After the vote, Summit Academy Executive Director Natasha Campbell refused to say if the Butler Street warehouse had been abandoned, adding only that the school remains in “an exploratory phase, looking for a permanent home.”

Summit Academy is currently housed inside PS 27 on Huntington Street in Red Hook, and serves 92 sixth graders.

Its population is expected to swell to 100 sixth graders and 100 seventh graders next year, forcing a new, 700-seat location that will eventually span multiple grades.

It’s not only prostitution that was on board members’ minds last week.

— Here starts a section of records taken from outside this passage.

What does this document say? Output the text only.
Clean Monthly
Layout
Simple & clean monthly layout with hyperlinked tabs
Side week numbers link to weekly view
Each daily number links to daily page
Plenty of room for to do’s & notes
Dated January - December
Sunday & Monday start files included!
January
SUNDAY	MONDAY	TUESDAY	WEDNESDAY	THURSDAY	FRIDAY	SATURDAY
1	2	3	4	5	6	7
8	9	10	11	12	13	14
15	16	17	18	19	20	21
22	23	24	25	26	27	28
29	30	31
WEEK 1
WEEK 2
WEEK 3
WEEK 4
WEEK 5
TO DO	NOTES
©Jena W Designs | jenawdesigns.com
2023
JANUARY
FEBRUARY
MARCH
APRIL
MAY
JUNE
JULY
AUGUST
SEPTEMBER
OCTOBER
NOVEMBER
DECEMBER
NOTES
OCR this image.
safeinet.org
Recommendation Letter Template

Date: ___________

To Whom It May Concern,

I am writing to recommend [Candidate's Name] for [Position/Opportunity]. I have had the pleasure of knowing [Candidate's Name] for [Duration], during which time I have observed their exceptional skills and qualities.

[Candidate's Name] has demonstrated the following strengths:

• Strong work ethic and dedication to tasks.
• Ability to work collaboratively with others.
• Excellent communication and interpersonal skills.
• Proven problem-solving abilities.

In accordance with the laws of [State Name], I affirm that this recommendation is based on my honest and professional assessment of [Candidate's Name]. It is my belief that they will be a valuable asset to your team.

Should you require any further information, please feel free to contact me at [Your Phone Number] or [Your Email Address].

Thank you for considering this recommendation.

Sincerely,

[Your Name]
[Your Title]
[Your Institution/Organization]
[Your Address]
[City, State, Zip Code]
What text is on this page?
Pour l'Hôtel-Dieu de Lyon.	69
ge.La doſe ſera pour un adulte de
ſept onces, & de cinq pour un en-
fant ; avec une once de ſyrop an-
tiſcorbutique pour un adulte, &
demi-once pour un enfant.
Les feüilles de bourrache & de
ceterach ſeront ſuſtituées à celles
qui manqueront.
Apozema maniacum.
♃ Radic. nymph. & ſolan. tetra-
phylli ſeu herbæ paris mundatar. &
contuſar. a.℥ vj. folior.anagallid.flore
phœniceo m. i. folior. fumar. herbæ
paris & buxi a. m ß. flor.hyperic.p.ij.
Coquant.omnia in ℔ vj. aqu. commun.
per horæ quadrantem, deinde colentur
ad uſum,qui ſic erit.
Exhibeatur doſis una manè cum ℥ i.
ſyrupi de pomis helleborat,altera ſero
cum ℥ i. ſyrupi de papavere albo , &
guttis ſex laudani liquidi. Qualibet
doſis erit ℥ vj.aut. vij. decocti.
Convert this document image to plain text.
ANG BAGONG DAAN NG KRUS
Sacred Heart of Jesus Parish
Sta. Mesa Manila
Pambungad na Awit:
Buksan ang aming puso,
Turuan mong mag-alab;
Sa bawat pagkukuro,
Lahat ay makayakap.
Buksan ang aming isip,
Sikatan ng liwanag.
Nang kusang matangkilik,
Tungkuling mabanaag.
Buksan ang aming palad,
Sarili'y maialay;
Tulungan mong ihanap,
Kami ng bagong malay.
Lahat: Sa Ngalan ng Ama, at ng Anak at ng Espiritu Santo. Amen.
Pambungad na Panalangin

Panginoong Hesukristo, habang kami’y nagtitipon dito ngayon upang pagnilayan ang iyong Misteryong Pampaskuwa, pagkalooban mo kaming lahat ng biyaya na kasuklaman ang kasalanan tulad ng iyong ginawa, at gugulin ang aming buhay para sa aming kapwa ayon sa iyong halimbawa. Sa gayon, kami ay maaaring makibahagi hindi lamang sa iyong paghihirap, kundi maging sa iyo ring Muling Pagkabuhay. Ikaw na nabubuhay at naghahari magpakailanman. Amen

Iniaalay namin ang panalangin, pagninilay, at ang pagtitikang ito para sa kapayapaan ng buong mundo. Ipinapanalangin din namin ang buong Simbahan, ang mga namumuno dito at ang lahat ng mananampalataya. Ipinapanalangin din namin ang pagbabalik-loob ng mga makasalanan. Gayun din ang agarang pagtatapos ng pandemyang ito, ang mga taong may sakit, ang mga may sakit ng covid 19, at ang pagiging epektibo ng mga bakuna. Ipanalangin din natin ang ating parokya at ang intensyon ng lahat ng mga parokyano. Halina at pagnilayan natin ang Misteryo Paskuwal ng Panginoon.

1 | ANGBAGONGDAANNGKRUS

The site has also been derided for its speeding truck traffic.

“This area [near the Gowanus Canal] is specifically set aside for manufacturing, and this would further erode that,” said board member Glenn Kelly.

But board member Betty Lester said that the site — which is across the street from the Wyckoff Gardens housing development — would be a good location for the school.

“We need that school there,” said Lester, mocking reports of treacherous traffic. “Traffic goes faster on Court Street.”

Court Street, of course, is home to several schools, including Brooklyn Heights Montessori, and the School for International Studies at Baltic Street.

And another board member, Mark Shames, said he backed the proposal because neww land-use ideas are needed now that the federal government has named the Gowanus a toxic Superfund site — a designation that will curtail residential development.

“Areas that would have been designated for residential and other uses are now locked away for 12 years at a minimum,” he said. “So we have to put schools somewhere, and the places that are left are areas that are inappropriate.”